How the mixer worked
AudiA6 wasn't just a crypto tumbler — prosecutors say its senior members also managed the Dark2Web cybercrime forum. The service took commissions of up to 5% per transaction and earned at least $10 million in fees. Investigators traced roughly 393 bitcoin — valued at about $19.2 million — directly to darknet markets, ransomware gangs, and other illicit sources. The rest of the 10,333 bitcoin came from users who may not have known the origin, but the operators allegedly didn't ask questions.

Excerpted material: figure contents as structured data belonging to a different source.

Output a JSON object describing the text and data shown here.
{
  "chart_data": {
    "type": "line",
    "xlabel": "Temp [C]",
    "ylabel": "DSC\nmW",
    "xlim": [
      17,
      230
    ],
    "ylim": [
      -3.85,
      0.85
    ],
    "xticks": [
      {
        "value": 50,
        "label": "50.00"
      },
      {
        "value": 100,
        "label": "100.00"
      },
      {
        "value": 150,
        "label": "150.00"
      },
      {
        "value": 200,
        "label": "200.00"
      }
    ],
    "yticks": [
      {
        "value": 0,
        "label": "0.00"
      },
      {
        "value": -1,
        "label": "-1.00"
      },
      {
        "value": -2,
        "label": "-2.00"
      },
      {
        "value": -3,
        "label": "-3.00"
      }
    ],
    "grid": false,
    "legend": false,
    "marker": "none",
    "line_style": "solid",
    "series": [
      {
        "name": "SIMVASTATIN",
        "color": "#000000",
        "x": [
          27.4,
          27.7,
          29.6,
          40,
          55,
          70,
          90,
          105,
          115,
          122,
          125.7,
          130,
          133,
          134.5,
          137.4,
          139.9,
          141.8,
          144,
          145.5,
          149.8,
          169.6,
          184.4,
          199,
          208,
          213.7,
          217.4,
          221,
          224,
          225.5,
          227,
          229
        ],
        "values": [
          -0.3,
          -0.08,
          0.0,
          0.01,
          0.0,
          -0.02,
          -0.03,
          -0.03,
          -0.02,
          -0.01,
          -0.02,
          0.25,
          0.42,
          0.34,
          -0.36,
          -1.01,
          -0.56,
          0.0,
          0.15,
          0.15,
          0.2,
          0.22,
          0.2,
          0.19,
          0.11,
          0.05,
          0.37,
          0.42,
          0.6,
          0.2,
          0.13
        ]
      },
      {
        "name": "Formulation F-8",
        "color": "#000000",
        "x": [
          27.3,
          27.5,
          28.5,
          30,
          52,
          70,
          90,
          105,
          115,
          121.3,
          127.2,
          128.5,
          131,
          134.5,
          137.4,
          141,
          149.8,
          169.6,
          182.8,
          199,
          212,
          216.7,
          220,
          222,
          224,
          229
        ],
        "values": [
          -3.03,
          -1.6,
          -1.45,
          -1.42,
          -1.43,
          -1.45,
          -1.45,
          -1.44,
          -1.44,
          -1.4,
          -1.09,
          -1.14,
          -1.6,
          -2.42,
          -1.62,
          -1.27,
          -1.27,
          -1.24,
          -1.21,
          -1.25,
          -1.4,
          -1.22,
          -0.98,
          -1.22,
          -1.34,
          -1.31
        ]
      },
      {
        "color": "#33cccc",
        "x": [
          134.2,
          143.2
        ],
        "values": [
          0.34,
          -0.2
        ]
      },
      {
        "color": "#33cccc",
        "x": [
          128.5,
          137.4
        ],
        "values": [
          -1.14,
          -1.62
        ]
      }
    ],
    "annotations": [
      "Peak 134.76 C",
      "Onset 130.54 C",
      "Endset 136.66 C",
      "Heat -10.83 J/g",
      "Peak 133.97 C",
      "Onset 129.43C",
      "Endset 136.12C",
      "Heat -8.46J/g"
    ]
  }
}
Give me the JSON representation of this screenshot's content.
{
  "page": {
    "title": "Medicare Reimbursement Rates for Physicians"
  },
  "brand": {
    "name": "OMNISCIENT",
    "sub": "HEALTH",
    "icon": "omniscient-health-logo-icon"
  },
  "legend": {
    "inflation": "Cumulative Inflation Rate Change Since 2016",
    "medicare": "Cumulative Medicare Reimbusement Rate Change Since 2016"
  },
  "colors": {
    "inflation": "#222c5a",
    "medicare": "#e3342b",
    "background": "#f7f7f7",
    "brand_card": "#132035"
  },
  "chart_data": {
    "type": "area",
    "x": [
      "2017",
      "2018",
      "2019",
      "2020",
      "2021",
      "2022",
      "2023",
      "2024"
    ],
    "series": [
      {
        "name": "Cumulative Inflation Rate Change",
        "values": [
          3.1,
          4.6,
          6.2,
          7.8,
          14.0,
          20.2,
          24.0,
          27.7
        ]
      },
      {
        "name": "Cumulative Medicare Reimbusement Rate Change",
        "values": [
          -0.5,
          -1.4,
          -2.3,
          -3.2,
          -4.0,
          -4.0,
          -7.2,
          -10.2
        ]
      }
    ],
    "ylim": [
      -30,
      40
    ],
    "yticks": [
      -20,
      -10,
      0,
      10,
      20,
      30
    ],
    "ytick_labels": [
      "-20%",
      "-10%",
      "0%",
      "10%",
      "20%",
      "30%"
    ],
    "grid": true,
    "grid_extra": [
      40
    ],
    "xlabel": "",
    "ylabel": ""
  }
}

Undercover buys and a 'don't care' attitude
Between December 2022 and May 2026, FBI and Secret Service agents ran six undercover operations, posing as criminals looking to clean dirty crypto. In one exchange, an AudiA6 operator told agents they “don't care” if the bitcoin was stolen and suggested using the mixer for drug money. That kind of brazenness gave investigators enough to build the case.
What authorities seized
On the day of the arrests, teams searched three properties, grabbed digital devices, and froze cryptocurrency accounts. They also blocked Telegram accounts tied to the operation and replaced the AudiA6 and Dark2Web websites with seizure banners — a standard but effective move that tells visitors the feds are in control. The U.S. is now seeking extradition of both men to the Eastern District of Pennsylvania.
Assistant U.S. Attorneys Benjamin D. Traster and Sima Kazmir are handling the prosecution. The extradition process from Georgia could take months; Tkachuk and Ledenev will likely fight it. For now, the message is clear: running a mixer that processes hundreds of millions in crypto and openly serving criminals gets you a plane ticket to a federal courtroom.